Designers and advertisers aren’t naïve, they realise how much free publicity this drums up for their product, let’s be honest how many of us had heard of Dolores Cortes until she used Valentina in her catalogue? Now her brand is being discussed on websites throughout Europe and the US. I don’t know her motivation, extensive publicity, financial gain or promoting social inclusion but I support the decision in the same way that I support most brands that choose to promote equality and inclusivity by using models with disabilities. This week I noticed a wheelchair user in an advert for Barclay’s Bank and a blind woman is currently featuring in a Dove advert; again both positive moves that I welcome, but I ask that it’s consistent, not sporadic, as only then can it bring us closer to inclusion as the norm, not something deserving of press fanfare.

The Paralympics games have made disability very visible throughout 2012, but it’s a particular image of disability, the healthy, athletic hero or heroine; what about those who don’t fit that mould? Where’s the dad with a disability driving his kids to school? The wife with a disability shopping supermarket aisles for dinner? The son or daughter with a disability playing with their computer console?

I accept that people may find it hard to believe that simply including disabled actors and models in advertising could change attitudes, but if it couldn’t then why is it such a lucrative industry which spends millions researching exactly how to change consumers preferences from one brand to another? We are frequently subject to subtle messages from advertisers, everyone can remember an advert that struck a chord, that made them laugh or cry; there are even television programmes dedicated to ‘The 100 Greatest TV Adverts’. We are inundated with advertising all day, on websites, in magazines, on radio, in television commercials, on public transport; yet to see them you would hardly know disabled people existed.
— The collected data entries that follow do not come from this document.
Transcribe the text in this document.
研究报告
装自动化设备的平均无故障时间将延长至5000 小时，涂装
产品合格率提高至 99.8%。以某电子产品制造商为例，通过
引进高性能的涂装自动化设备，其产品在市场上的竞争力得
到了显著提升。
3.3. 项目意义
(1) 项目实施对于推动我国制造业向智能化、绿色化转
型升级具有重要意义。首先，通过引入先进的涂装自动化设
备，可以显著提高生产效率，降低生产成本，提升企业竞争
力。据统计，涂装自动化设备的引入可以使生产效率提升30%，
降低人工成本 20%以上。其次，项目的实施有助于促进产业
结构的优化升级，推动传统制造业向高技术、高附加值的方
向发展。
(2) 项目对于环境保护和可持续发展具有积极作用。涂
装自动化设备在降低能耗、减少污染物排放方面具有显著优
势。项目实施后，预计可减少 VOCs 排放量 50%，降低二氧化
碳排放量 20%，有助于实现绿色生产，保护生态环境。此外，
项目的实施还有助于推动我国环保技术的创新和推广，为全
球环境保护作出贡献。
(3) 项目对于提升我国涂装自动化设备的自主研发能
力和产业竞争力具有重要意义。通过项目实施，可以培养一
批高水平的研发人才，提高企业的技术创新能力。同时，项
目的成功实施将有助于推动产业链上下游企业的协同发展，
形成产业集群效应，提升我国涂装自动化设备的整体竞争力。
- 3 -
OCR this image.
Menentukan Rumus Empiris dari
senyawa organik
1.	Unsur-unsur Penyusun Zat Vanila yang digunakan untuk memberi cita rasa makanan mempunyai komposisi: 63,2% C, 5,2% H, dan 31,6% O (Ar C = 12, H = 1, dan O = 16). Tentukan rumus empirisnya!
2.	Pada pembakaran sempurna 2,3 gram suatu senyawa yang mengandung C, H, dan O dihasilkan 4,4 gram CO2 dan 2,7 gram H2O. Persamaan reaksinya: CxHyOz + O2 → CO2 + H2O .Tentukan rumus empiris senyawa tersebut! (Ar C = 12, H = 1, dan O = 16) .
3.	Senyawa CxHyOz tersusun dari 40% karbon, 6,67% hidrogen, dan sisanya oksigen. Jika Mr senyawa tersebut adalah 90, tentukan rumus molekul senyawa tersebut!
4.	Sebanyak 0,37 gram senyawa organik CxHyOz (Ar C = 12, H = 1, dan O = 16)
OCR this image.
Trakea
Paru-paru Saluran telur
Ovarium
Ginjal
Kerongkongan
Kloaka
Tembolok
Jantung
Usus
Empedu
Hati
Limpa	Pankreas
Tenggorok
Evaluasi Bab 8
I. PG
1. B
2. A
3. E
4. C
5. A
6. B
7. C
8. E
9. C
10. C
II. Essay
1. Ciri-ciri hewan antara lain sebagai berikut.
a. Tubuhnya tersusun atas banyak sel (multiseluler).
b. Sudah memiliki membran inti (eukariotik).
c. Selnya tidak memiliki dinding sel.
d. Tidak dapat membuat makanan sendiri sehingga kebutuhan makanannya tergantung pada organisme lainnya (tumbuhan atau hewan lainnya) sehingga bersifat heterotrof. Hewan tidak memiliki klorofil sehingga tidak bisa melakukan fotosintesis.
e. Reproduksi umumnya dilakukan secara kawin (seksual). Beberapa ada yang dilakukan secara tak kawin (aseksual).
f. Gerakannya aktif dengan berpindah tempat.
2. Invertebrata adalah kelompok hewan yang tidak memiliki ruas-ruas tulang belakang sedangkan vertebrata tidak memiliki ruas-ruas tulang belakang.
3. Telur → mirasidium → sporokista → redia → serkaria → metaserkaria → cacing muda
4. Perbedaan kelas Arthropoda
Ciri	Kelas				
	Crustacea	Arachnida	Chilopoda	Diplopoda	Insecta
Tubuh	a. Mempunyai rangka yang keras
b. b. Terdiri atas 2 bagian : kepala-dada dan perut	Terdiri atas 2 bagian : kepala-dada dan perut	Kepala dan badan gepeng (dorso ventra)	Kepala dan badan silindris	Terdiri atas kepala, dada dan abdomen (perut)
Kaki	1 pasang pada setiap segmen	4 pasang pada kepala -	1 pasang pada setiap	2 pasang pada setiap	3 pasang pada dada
Cadbury’s, Sainsbury’s, Kellogg’s, Cow & Gate, Proctor & Gamble, M&S, Johnson & Johnson, Heinz and Ikea; well known brands you’ll find in most homes, but will you find disability in their advertising? No. Yet disabled people and their families are consumers too, we pay to purchase these brands, we eat, bathe and wear clothes just like the rest of the population.

Representation in media is a form of acknowledgement by society; consider Cherylee Houston’s character, Izzy, in Coronation Street or Cerrie Burnell presenting on CBBC, both received press attention because of their difference, but now that is barely mentioned, they are simply accepted by viewers as performers on television like their able bodied colleagues. I welcome the day when we might have a kick ass Disney heroine who just happens to have a disability so disabled children can see representation from a young age.

I hope other brands eventually choose to acknowledge their disabled customers and use disabled models; I had a great time, worked with some amazing people and hopefully changed a few attitudes along the way. Did I ever harbour ambitions to roll down the catwalk in couture week in Paris? No, I’m disabled, not deluded.